Tous ces chiffres ne peuvent que susciter l'envie des autres pays occidentaux, qui, pour la plupart, sont de très mauvais élèves en comparaison. En tout cas, ils expliquent pourquoi la Suisse se porte mieux qu'eux. Toutefois, il n'y a pas de quoi réellement pavoiser.
Il y a quarante ans le président de la République française, Valéry Giscard d'Estaing, disait que l'on entrait en socialisme à partir du seuil de 40% de PIB de prélèvements obligatoires. A cette aune-là la Suisse est socialiste, si l'on ajoute aux recettes fiscales de l'Etat, sous toutes ses formes,
.Sur 66 milliards de recettes fédérales, 35% proviennent de la TVA, soit environ 23 milliards de francs (à titre de comparaison, en France, la TVA représente 50% des recettes de l'Etat, mais le taux "normal" de la TVA y est de 20% contre 8% en Suisse). Ce qui veut dire que la Confédération s'est créé le besoin de cette manne, qui n'est pas un impôt moins nuisible que les autres.
Car la TVA n'est pas à proprement parler un impôt sur la consommation, sinon en raison du moment où il est acquitté et par ses conséquences. Il est comme son nom l'indique un impôt sur la valeur ajoutée, c'est-à-dire en réalité un impôt sur les revenus, qu'ils proviennent du travail ou du capital.
Quand les revenus proviennent essentiellement du travail cet impôt est particulièrement néfaste parce qu'il renchérit le coût de celui-ci et pénalise l'emploi, notamment de ceux qui sont peu qualifiés.
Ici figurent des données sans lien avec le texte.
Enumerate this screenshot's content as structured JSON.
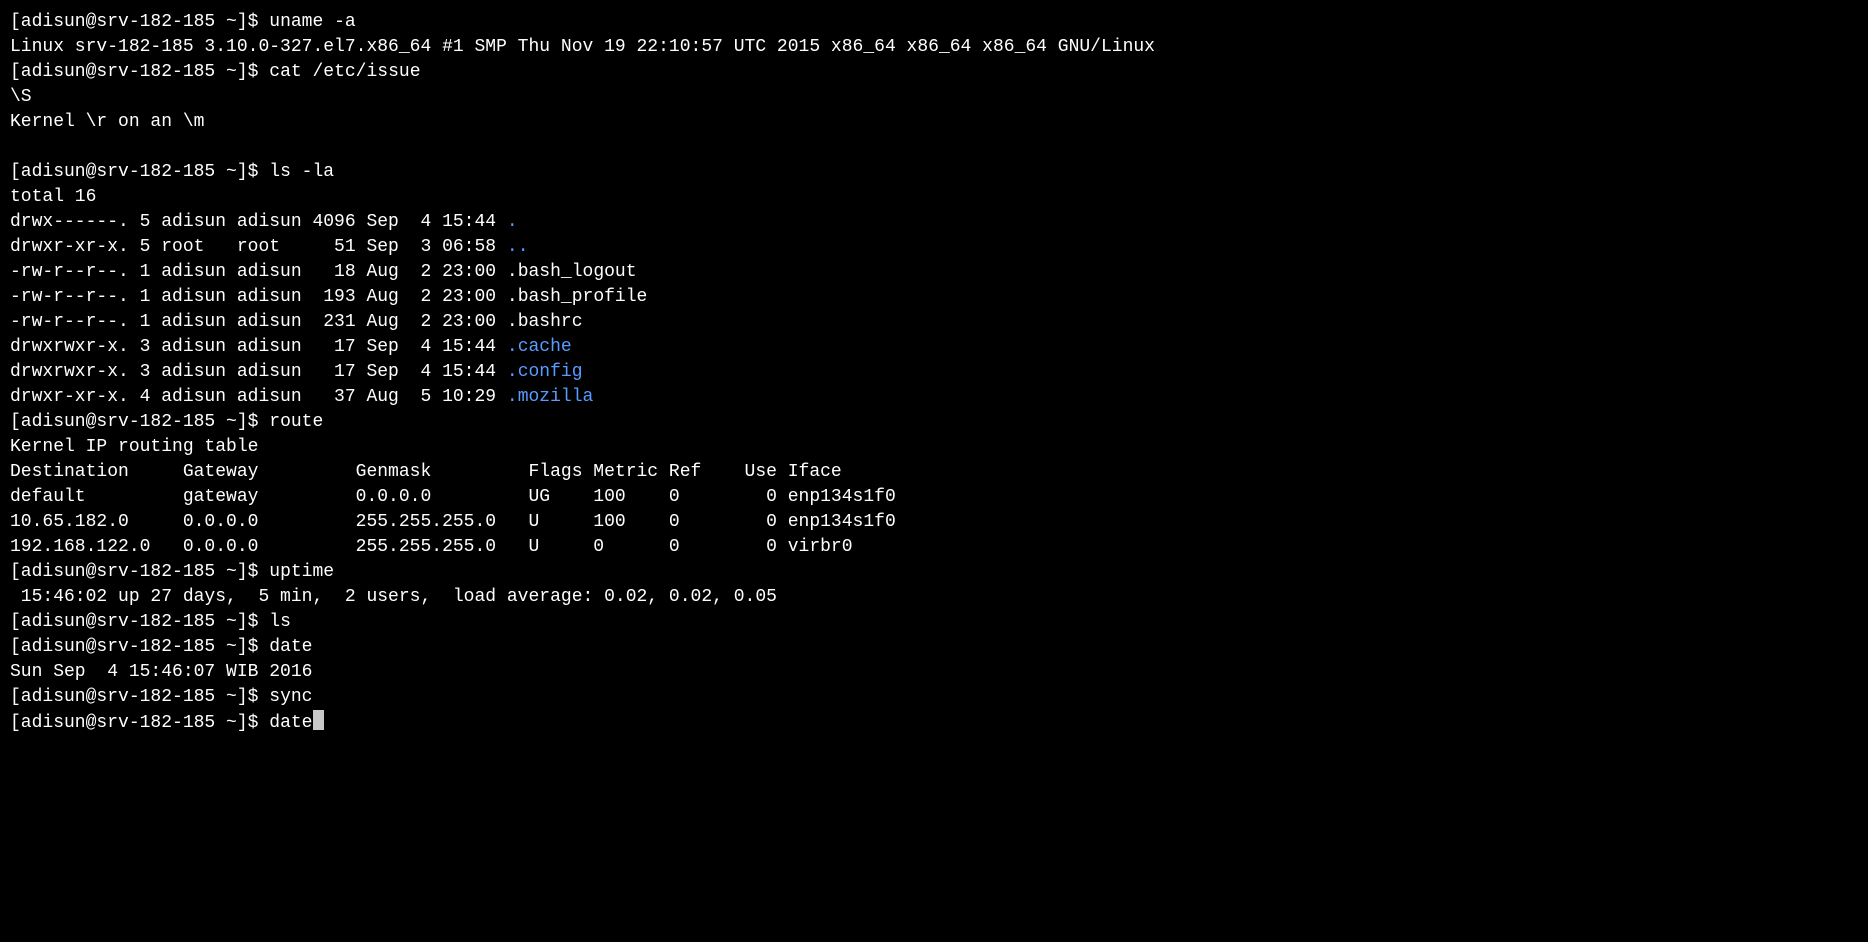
{
  "prompt_text": "[adisun@srv-182-185 ~]$",
  "cmd1": {
    "prompt": "[adisun@srv-182-185 ~]$",
    "command": "uname -a",
    "output": "Linux srv-182-185 3.10.0-327.el7.x86_64 #1 SMP Thu Nov 19 22:10:57 UTC 2015 x86_64 x86_64 x86_64 GNU/Linux"
  },
  "cmd2": {
    "prompt": "[adisun@srv-182-185 ~]$",
    "command": "cat /etc/issue",
    "output_line1": "\\S",
    "output_line2": "Kernel \\r on an \\m"
  },
  "cmd3": {
    "prompt": "[adisun@srv-182-185 ~]$",
    "command": "ls -la",
    "total": "total 16",
    "rows": [
      {
        "meta": "drwx------. 5 adisun adisun 4096 Sep  4 15:44",
        "name": ".",
        "color": "blue"
      },
      {
        "meta": "drwxr-xr-x. 5 root   root     51 Sep  3 06:58",
        "name": "..",
        "color": "blue"
      },
      {
        "meta": "-rw-r--r--. 1 adisun adisun   18 Aug  2 23:00",
        "name": ".bash_logout",
        "color": "white"
      },
      {
        "meta": "-rw-r--r--. 1 adisun adisun  193 Aug  2 23:00",
        "name": ".bash_profile",
        "color": "white"
      },
      {
        "meta": "-rw-r--r--. 1 adisun adisun  231 Aug  2 23:00",
        "name": ".bashrc",
        "color": "white"
      },
      {
        "meta": "drwxrwxr-x. 3 adisun adisun   17 Sep  4 15:44",
        "name": ".cache",
        "color": "blue"
      },
      {
        "meta": "drwxrwxr-x. 3 adisun adisun   17 Sep  4 15:44",
        "name": ".config",
        "color": "blue"
      },
      {
        "meta": "drwxr-xr-x. 4 adisun adisun   37 Aug  5 10:29",
        "name": ".mozilla",
        "color": "blue"
      }
    ]
  },
  "cmd4": {
    "prompt": "[adisun@srv-182-185 ~]$",
    "command": "route",
    "title": "Kernel IP routing table",
    "header": "Destination     Gateway         Genmask         Flags Metric Ref    Use Iface",
    "rows": [
      "default         gateway         0.0.0.0         UG    100    0        0 enp134s1f0",
      "10.65.182.0     0.0.0.0         255.255.255.0   U     100    0        0 enp134s1f0",
      "192.168.122.0   0.0.0.0         255.255.255.0   U     0      0        0 virbr0"
    ]
  },
  "cmd5": {
    "prompt": "[adisun@srv-182-185 ~]$",
    "command": "uptime",
    "output": " 15:46:02 up 27 days,  5 min,  2 users,  load average: 0.02, 0.02, 0.05"
  },
  "cmd6": {
    "prompt": "[adisun@srv-182-185 ~]$",
    "command": "ls"
  },
  "cmd7": {
    "prompt": "[adisun@srv-182-185 ~]$",
    "command": "date",
    "output": "Sun Sep  4 15:46:07 WIB 2016"
  },
  "cmd8": {
    "prompt": "[adisun@srv-182-185 ~]$",
    "command": "sync"
  },
  "cmd9": {
    "prompt": "[adisun@srv-182-185 ~]$",
    "command": "date"
  }
}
Plus son taux est élevé, plus il conduit d'ailleurs à la multiplication des fraudes.
La TVA ne pénalise pas seulement les revenus du travail, mais également ceux du capital. En effet la formation des prix se fait à partir de l'offre et de la demande. L'entreprise, dans bien des cas, ne peut pas répercuter intégralement la TVA sur ses prix de vente. Elle n'a donc le choix qu'entre réduire ses coûts ou réduire sa rentabilité. Dans les deux cas c'est néfaste, économiquement parlant, puisque cela réduit les revenus.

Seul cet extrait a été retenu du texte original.